Gold prices fell on Tuesday as the prospect that Greece will default on a repayment to the International Monetary Fund knocked the euro against the dollar, and as investors remained wary over the metal’s longer-term prospects.
Greece is just hours away from defaulting on a 1.6 billion euro ($1.8 billion) loan from the IMF. Talks with creditors broke down over the weekend, with Prime Minister Alexis Tsipras calling for a bailout referendum on July 5.
Spot gold fell one percent at $1,168.65 an ounce. It was trading $1,170.11 at 1310 GMT, while U.S. gold futures for August delivery were down $8.60 an ounce at $1,170.30.
“The gold price is telling you the market is not concerned about Greece. It isn’t as systemically important as it used to be,” said Michael Widmer, metals strategist at Bank of America Merrill Lynch. “The dollar is the bigger force at the moment.”
Gold, which often benefits in times of financial market turmoil, has found little support from safe-haven bids.

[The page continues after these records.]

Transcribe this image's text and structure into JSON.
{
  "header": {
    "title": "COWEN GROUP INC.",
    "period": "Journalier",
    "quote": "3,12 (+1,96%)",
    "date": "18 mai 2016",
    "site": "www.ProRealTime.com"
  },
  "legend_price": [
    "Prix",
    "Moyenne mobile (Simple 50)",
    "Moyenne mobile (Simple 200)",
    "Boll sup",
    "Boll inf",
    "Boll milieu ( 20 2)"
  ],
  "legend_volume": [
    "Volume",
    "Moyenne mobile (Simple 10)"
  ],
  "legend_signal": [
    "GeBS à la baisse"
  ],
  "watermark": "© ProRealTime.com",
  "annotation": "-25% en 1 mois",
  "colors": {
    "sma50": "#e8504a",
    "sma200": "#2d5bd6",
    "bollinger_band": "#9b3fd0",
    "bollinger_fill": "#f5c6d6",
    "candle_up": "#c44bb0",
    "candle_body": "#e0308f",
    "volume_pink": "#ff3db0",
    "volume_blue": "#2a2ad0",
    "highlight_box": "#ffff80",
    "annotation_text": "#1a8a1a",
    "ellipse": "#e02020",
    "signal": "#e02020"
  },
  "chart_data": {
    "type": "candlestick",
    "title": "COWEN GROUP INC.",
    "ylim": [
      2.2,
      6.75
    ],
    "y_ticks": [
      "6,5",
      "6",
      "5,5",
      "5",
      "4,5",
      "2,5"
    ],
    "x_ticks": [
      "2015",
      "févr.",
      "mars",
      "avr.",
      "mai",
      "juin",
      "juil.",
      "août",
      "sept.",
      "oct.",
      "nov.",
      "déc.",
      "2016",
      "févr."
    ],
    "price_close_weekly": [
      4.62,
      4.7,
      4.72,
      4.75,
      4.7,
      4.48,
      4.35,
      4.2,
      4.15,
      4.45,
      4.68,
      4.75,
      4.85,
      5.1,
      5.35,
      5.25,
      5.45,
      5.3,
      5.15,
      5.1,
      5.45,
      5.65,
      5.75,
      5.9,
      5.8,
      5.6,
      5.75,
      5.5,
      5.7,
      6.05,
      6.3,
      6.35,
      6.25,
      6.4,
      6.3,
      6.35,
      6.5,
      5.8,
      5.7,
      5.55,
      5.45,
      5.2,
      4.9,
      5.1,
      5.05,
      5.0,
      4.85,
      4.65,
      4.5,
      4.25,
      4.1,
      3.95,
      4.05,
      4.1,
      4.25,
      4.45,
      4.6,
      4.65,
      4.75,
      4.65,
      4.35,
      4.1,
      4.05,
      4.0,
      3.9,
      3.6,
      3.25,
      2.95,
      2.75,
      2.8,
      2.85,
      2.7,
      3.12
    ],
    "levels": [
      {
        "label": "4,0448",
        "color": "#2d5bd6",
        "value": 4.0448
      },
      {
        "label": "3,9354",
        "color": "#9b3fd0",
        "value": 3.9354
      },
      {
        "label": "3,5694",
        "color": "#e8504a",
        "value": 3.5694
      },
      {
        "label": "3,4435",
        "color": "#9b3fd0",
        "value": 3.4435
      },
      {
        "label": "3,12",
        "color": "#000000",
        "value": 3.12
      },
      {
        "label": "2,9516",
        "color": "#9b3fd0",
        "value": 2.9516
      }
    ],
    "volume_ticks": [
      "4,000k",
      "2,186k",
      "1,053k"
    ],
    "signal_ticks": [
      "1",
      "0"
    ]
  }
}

While euro zone stocks, low-rated bonds and the euro weakened as Greece looked set to default, there was little evidence of panic, with investors pointing to Europe’s improved ability to fight financial contagion since the height of the euro debt crisis in 2011.
“There is still confidence that there will be a deal at the last minute, and if that is not the case, that the ECB (European Central Bank) will step in and make sure there is no contagion,” ABN Amro analyst Georgette Boele said.